The most-traded May iron ore on China’s Dalian Commodity Exchange rose 0.7% to 840.0 yuan ($123.96) a tonne as of 0308 GMT.

On the Singapore Exchange, the benchmark February iron ore was up 0.8% at $121.55 a tonne.

China’s state planner on Wednesday issued its third warning this month against excessive speculation in iron ore, adding that it will increase supervision of the country’s spot and futures markets.

The outcome of Tuesday’s meeting lacked any real teeth, so markets have assimilated it and moved on. In fact, some traders are using these events as a “buy the dip” opportunity, said Atilla Widnell, managing director of Navigate Commodities.

Brazil’s CSN Mineracao SA said on Tuesday it has reached a deal for a long-term supply of iron ore to Swiss trader Glencore.

Asian shares were mixed, the Japanese yen tumbled and Japanese yields stayed above policy cap, after the Bank of Japan unanimously decided to keep its yield curve controls in place.

Dalian iron ore slips

The most-active rebar contract on the Shanghai Futures Exchange climbed 1.2%, hot-rolled coil rose 1.3%, wire rod edged up 0.9%, and stainless steel gained 0.4%.

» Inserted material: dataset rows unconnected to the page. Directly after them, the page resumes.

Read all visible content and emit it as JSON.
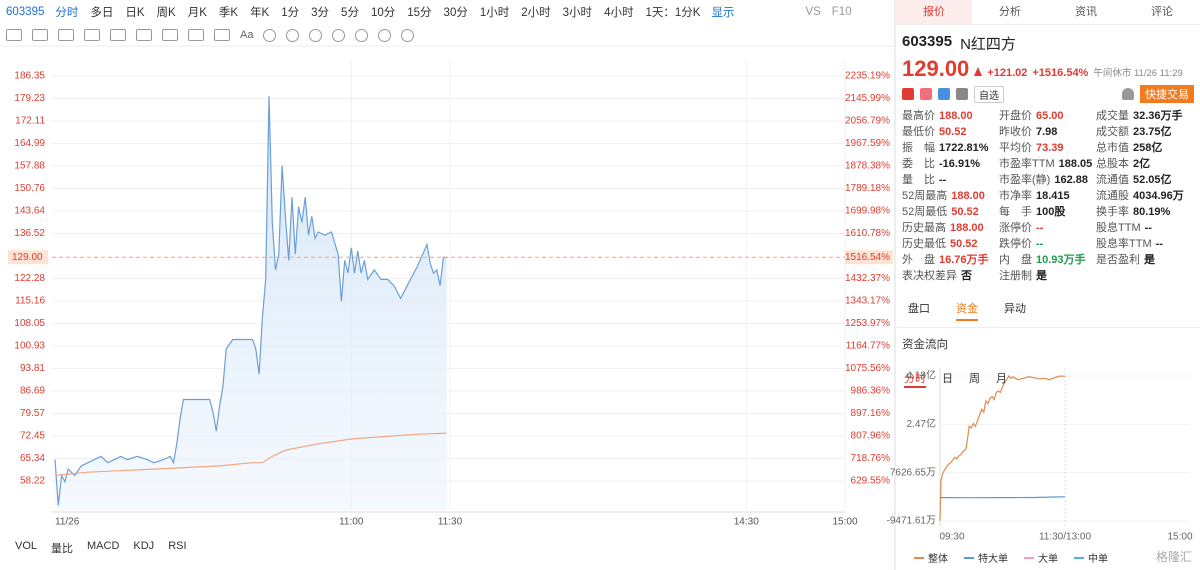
{
  "toolbar": {
    "code": "603395",
    "periods": [
      "分时",
      "多日",
      "日K",
      "周K",
      "月K",
      "季K",
      "年K",
      "1分",
      "3分",
      "5分",
      "10分",
      "15分",
      "30分",
      "1小时",
      "2小时",
      "3小时",
      "4小时",
      "1天：1分K"
    ],
    "display": "显示",
    "vs": "VS",
    "f10": "F10",
    "text_tool": "Aa"
  },
  "indicators": [
    "VOL",
    "量比",
    "MACD",
    "KDJ",
    "RSI"
  ],
  "chart_data": [
    {
      "type": "line",
      "xlim": [
        0,
        240
      ],
      "ylim": [
        49.05,
        191.41
      ],
      "y2lim": [
        514.66,
        2298.62
      ],
      "grid": true,
      "xticks": [
        {
          "value": 0,
          "label": "11/26"
        },
        {
          "value": 90,
          "label": "11:00"
        },
        {
          "value": 120,
          "label": "11:30"
        },
        {
          "value": 210,
          "label": "14:30"
        },
        {
          "value": 240,
          "label": "15:00"
        }
      ],
      "yticks": [
        186.35,
        179.23,
        172.11,
        164.99,
        157.88,
        150.76,
        143.64,
        136.52,
        122.28,
        115.16,
        108.05,
        100.93,
        93.81,
        86.69,
        79.57,
        72.45,
        65.34,
        58.22
      ],
      "y2ticks": [
        {
          "value": 2235.19,
          "label": "2235.19%"
        },
        {
          "value": 2145.99,
          "label": "2145.99%"
        },
        {
          "value": 2056.79,
          "label": "2056.79%"
        },
        {
          "value": 1967.59,
          "label": "1967.59%"
        },
        {
          "value": 1878.38,
          "label": "1878.38%"
        },
        {
          "value": 1789.18,
          "label": "1789.18%"
        },
        {
          "value": 1699.98,
          "label": "1699.98%"
        },
        {
          "value": 1610.78,
          "label": "1610.78%"
        },
        {
          "value": 1432.37,
          "label": "1432.37%"
        },
        {
          "value": 1343.17,
          "label": "1343.17%"
        },
        {
          "value": 1253.97,
          "label": "1253.97%"
        },
        {
          "value": 1164.77,
          "label": "1164.77%"
        },
        {
          "value": 1075.56,
          "label": "1075.56%"
        },
        {
          "value": 986.36,
          "label": "986.36%"
        },
        {
          "value": 897.16,
          "label": "897.16%"
        },
        {
          "value": 807.96,
          "label": "807.96%"
        },
        {
          "value": 718.76,
          "label": "718.76%"
        },
        {
          "value": 629.55,
          "label": "629.55%"
        }
      ],
      "reference": {
        "value": 129,
        "label": "129.00",
        "pct_label": "1516.54%",
        "color": "#f4a582"
      },
      "series": [
        {
          "color": "#6a9fd8",
          "area": true,
          "x": [
            0,
            1,
            2,
            3,
            4,
            6,
            8,
            10,
            12,
            14,
            16,
            18,
            20,
            22,
            25,
            28,
            30,
            33,
            35,
            36,
            37,
            38,
            39,
            42,
            47,
            48,
            49,
            50,
            51,
            52,
            54,
            58,
            60,
            61,
            62,
            63,
            64,
            65,
            66,
            67,
            68,
            69,
            70,
            71,
            72,
            73,
            74,
            75,
            76,
            77,
            78,
            79,
            80,
            82,
            84,
            86,
            87,
            88,
            89,
            90,
            91,
            92,
            93,
            94,
            95,
            97,
            99,
            101,
            103,
            105,
            107,
            110,
            113,
            114,
            115,
            116,
            117,
            118,
            119
          ],
          "values": [
            65,
            50.52,
            60,
            58,
            62,
            60,
            63,
            64,
            65,
            66,
            64,
            65,
            66,
            65,
            66,
            65,
            64,
            65,
            66,
            64,
            70,
            78,
            84,
            84,
            84,
            80,
            74,
            82,
            88,
            100,
            103,
            103,
            103,
            100,
            92,
            110,
            122,
            180,
            140,
            125,
            130,
            158,
            142,
            128,
            148,
            130,
            145,
            140,
            148,
            136,
            142,
            135,
            137,
            136,
            137,
            130,
            115,
            128,
            124,
            132,
            124,
            131,
            124,
            128,
            122,
            125,
            122,
            122,
            120,
            116,
            120,
            126,
            133,
            127,
            124,
            125,
            120,
            129,
            129
          ]
        },
        {
          "color": "#f4a582",
          "x": [
            0,
            10,
            30,
            50,
            60,
            63,
            66,
            70,
            80,
            90,
            100,
            110,
            119
          ],
          "values": [
            60,
            61,
            62,
            63,
            64,
            64,
            66,
            68,
            70,
            71.5,
            72.3,
            73,
            73.39
          ]
        }
      ]
    },
    {
      "type": "line",
      "title": "资金流向",
      "periods": [
        "分时",
        "日",
        "周",
        "月"
      ],
      "xlim": [
        0,
        240
      ],
      "ylim": [
        -9471.61,
        41800
      ],
      "xticks": [
        {
          "value": 0,
          "label": "09:30"
        },
        {
          "value": 120,
          "label": "11:30/13:00"
        },
        {
          "value": 240,
          "label": "15:00"
        }
      ],
      "yticks": [
        {
          "value": 41800,
          "label": "4.18亿"
        },
        {
          "value": 24700,
          "label": "2.47亿"
        },
        {
          "value": 7626.65,
          "label": "7626.65万"
        },
        {
          "value": -9471.61,
          "label": "-9471.61万"
        }
      ],
      "series": [
        {
          "name": "整体",
          "color": "#e08a4e",
          "x": [
            0,
            1,
            3,
            5,
            8,
            10,
            12,
            14,
            16,
            18,
            20,
            22,
            25,
            27,
            28,
            30,
            32,
            34,
            36,
            38,
            40,
            42,
            44,
            46,
            48,
            50,
            52,
            54,
            56,
            58,
            60,
            62,
            64,
            66,
            68,
            70,
            75,
            80,
            85,
            90,
            95,
            100,
            105,
            110,
            115,
            120
          ],
          "values": [
            -9471.61,
            5000,
            7626,
            9000,
            10500,
            11000,
            12000,
            13000,
            12500,
            13500,
            14000,
            15000,
            16000,
            21000,
            24000,
            23500,
            25000,
            24000,
            26000,
            28000,
            30000,
            29000,
            33000,
            32000,
            34000,
            34500,
            33500,
            36000,
            36500,
            36000,
            38000,
            39500,
            40500,
            41800,
            41000,
            41500,
            40500,
            41000,
            41500,
            41200,
            40800,
            41000,
            40500,
            41200,
            41800,
            41700
          ]
        },
        {
          "name": "特大单",
          "color": "#5b9bd5",
          "x": [
            0,
            30,
            60,
            90,
            110,
            120
          ],
          "values": [
            -1200,
            -1250,
            -1200,
            -1150,
            -1000,
            -900
          ]
        },
        {
          "name": "大单",
          "color": "#f2a0c8"
        },
        {
          "name": "中单",
          "color": "#4fb3d9"
        }
      ]
    }
  ],
  "quote": {
    "tabs": [
      "报价",
      "分析",
      "资讯",
      "评论"
    ],
    "code": "603395",
    "name": "N红四方",
    "price": "129.00",
    "change": "+121.02",
    "change_pct": "+1516.54%",
    "status": "午间休市 11/26 11:29",
    "watch": "自选",
    "trade": "快捷交易",
    "stats": [
      [
        {
          "label": "最高价",
          "value": "188.00",
          "color": "#e03c31"
        },
        {
          "label": "开盘价",
          "value": "65.00",
          "color": "#e03c31"
        },
        {
          "label": "成交量",
          "value": "32.36万手",
          "color": "#222"
        }
      ],
      [
        {
          "label": "最低价",
          "value": "50.52",
          "color": "#e03c31"
        },
        {
          "label": "昨收价",
          "value": "7.98",
          "color": "#222"
        },
        {
          "label": "成交额",
          "value": "23.75亿",
          "color": "#222"
        }
      ],
      [
        {
          "label": "振　幅",
          "value": "1722.81%",
          "color": "#222"
        },
        {
          "label": "平均价",
          "value": "73.39",
          "color": "#e03c31"
        },
        {
          "label": "总市值",
          "value": "258亿",
          "color": "#222"
        }
      ],
      [
        {
          "label": "委　比",
          "value": "-16.91%",
          "color": "#222"
        },
        {
          "label": "市盈率TTM",
          "value": "188.05",
          "color": "#222"
        },
        {
          "label": "总股本",
          "value": "2亿",
          "color": "#222"
        }
      ],
      [
        {
          "label": "量　比",
          "value": "--",
          "color": "#222"
        },
        {
          "label": "市盈率(静)",
          "value": "162.88",
          "color": "#222"
        },
        {
          "label": "流通值",
          "value": "52.05亿",
          "color": "#222"
        }
      ],
      [
        {
          "label": "52周最高",
          "value": "188.00",
          "color": "#e03c31"
        },
        {
          "label": "市净率",
          "value": "18.415",
          "color": "#222"
        },
        {
          "label": "流通股",
          "value": "4034.96万",
          "color": "#222"
        }
      ],
      [
        {
          "label": "52周最低",
          "value": "50.52",
          "color": "#e03c31"
        },
        {
          "label": "每　手",
          "value": "100股",
          "color": "#222"
        },
        {
          "label": "换手率",
          "value": "80.19%",
          "color": "#222"
        }
      ],
      [
        {
          "label": "历史最高",
          "value": "188.00",
          "color": "#e03c31"
        },
        {
          "label": "涨停价",
          "value": "--",
          "color": "#e03c31"
        },
        {
          "label": "股息TTM",
          "value": "--",
          "color": "#222"
        }
      ],
      [
        {
          "label": "历史最低",
          "value": "50.52",
          "color": "#e03c31"
        },
        {
          "label": "跌停价",
          "value": "--",
          "color": "#1a9e4b"
        },
        {
          "label": "股息率TTM",
          "value": "--",
          "color": "#222"
        }
      ],
      [
        {
          "label": "外　盘",
          "value": "16.76万手",
          "color": "#e03c31"
        },
        {
          "label": "内　盘",
          "value": "10.93万手",
          "color": "#1a9e4b"
        },
        {
          "label": "是否盈利",
          "value": "是",
          "color": "#222"
        }
      ],
      [
        {
          "label": "表决权差异",
          "value": "否",
          "color": "#222"
        },
        {
          "label": "注册制",
          "value": "是",
          "color": "#222"
        }
      ]
    ],
    "sections": [
      "盘口",
      "资金",
      "异动"
    ],
    "watermark": "格隆汇"
  }
}
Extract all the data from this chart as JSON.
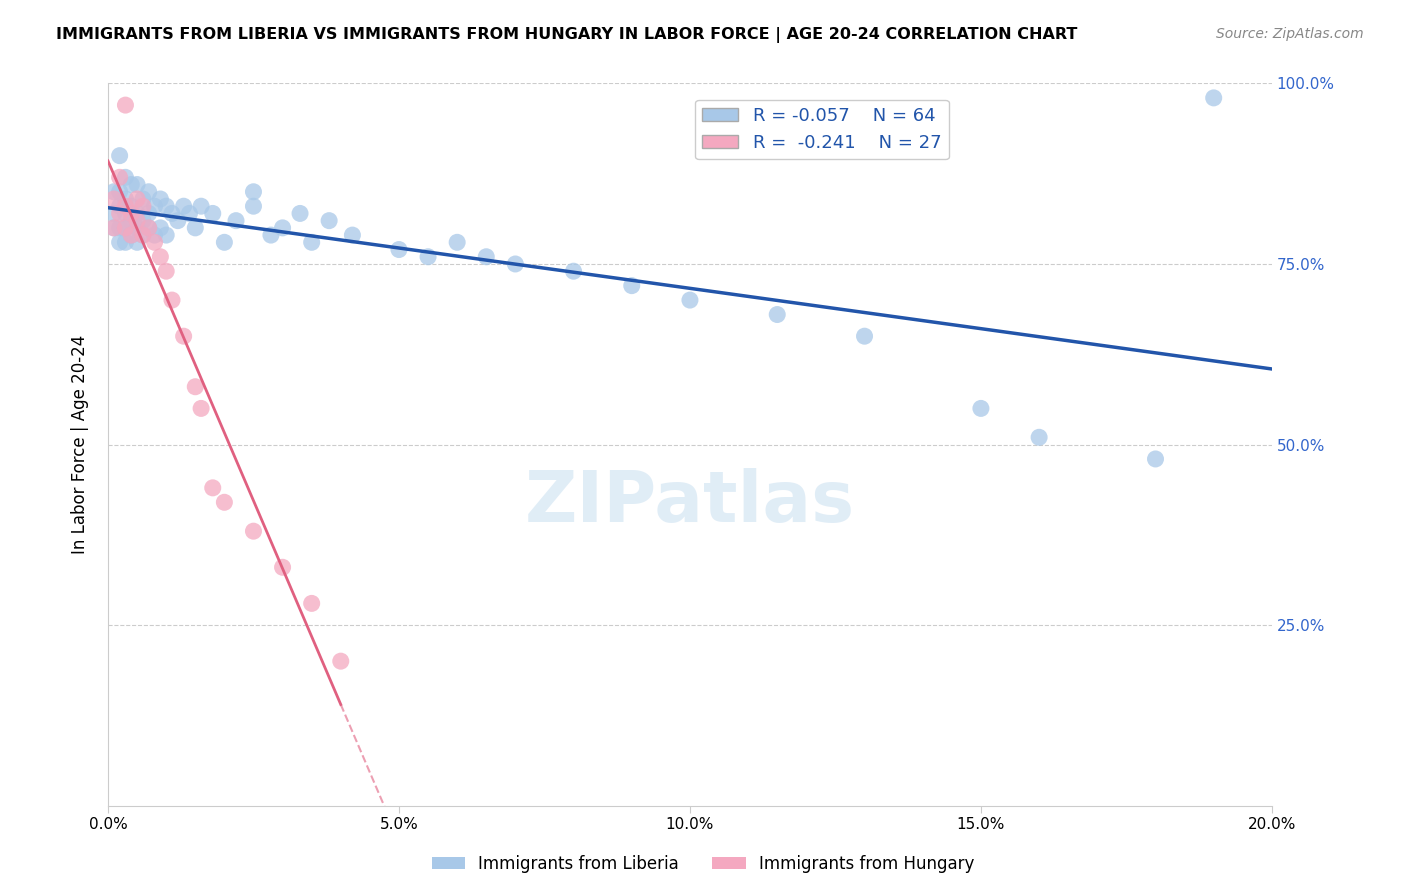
{
  "title": "IMMIGRANTS FROM LIBERIA VS IMMIGRANTS FROM HUNGARY IN LABOR FORCE | AGE 20-24 CORRELATION CHART",
  "source": "Source: ZipAtlas.com",
  "ylabel": "In Labor Force | Age 20-24",
  "xlim": [
    0.0,
    0.2
  ],
  "ylim": [
    0.0,
    1.0
  ],
  "liberia_color": "#a8c8e8",
  "hungary_color": "#f4a8c0",
  "liberia_line_color": "#2255aa",
  "hungary_line_color": "#e06080",
  "watermark": "ZIPatlas",
  "R_liberia": -0.057,
  "N_liberia": 64,
  "R_hungary": -0.241,
  "N_hungary": 27,
  "liberia_x": [
    0.001,
    0.001,
    0.001,
    0.002,
    0.002,
    0.002,
    0.002,
    0.002,
    0.003,
    0.003,
    0.003,
    0.003,
    0.003,
    0.004,
    0.004,
    0.004,
    0.004,
    0.005,
    0.005,
    0.005,
    0.005,
    0.006,
    0.006,
    0.006,
    0.007,
    0.007,
    0.007,
    0.008,
    0.008,
    0.009,
    0.009,
    0.01,
    0.01,
    0.011,
    0.012,
    0.013,
    0.014,
    0.015,
    0.016,
    0.018,
    0.02,
    0.022,
    0.025,
    0.025,
    0.028,
    0.03,
    0.033,
    0.035,
    0.038,
    0.042,
    0.05,
    0.055,
    0.06,
    0.065,
    0.07,
    0.08,
    0.09,
    0.1,
    0.115,
    0.13,
    0.15,
    0.16,
    0.18,
    0.19
  ],
  "liberia_y": [
    0.8,
    0.82,
    0.85,
    0.78,
    0.8,
    0.83,
    0.85,
    0.9,
    0.78,
    0.8,
    0.82,
    0.84,
    0.87,
    0.79,
    0.81,
    0.83,
    0.86,
    0.78,
    0.8,
    0.82,
    0.86,
    0.79,
    0.81,
    0.84,
    0.8,
    0.82,
    0.85,
    0.79,
    0.83,
    0.8,
    0.84,
    0.79,
    0.83,
    0.82,
    0.81,
    0.83,
    0.82,
    0.8,
    0.83,
    0.82,
    0.78,
    0.81,
    0.83,
    0.85,
    0.79,
    0.8,
    0.82,
    0.78,
    0.81,
    0.79,
    0.77,
    0.76,
    0.78,
    0.76,
    0.75,
    0.74,
    0.72,
    0.7,
    0.68,
    0.65,
    0.55,
    0.51,
    0.48,
    0.98
  ],
  "hungary_x": [
    0.001,
    0.001,
    0.002,
    0.002,
    0.003,
    0.003,
    0.003,
    0.004,
    0.004,
    0.005,
    0.005,
    0.006,
    0.006,
    0.007,
    0.008,
    0.009,
    0.01,
    0.011,
    0.013,
    0.015,
    0.016,
    0.018,
    0.02,
    0.025,
    0.03,
    0.035,
    0.04
  ],
  "hungary_y": [
    0.8,
    0.84,
    0.82,
    0.87,
    0.8,
    0.83,
    0.97,
    0.79,
    0.82,
    0.81,
    0.84,
    0.79,
    0.83,
    0.8,
    0.78,
    0.76,
    0.74,
    0.7,
    0.65,
    0.58,
    0.55,
    0.44,
    0.42,
    0.38,
    0.33,
    0.28,
    0.2
  ]
}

During 2023, crude steel production will continue to be impacted by the Chinese central government’s determination to ensure that steel output remains flat or below the previous year’s total, according to Mysteel consultancy.

Dalian coking coal and coke rose 1.8% and 1.1% respectively.

Coronado Global Resources, which has not typically sold Australian coking coal to China, has received enquiries for long term supply as Beijing lifts its unofficial ban on coal imports from Australia, its chief executive said on Wednesday.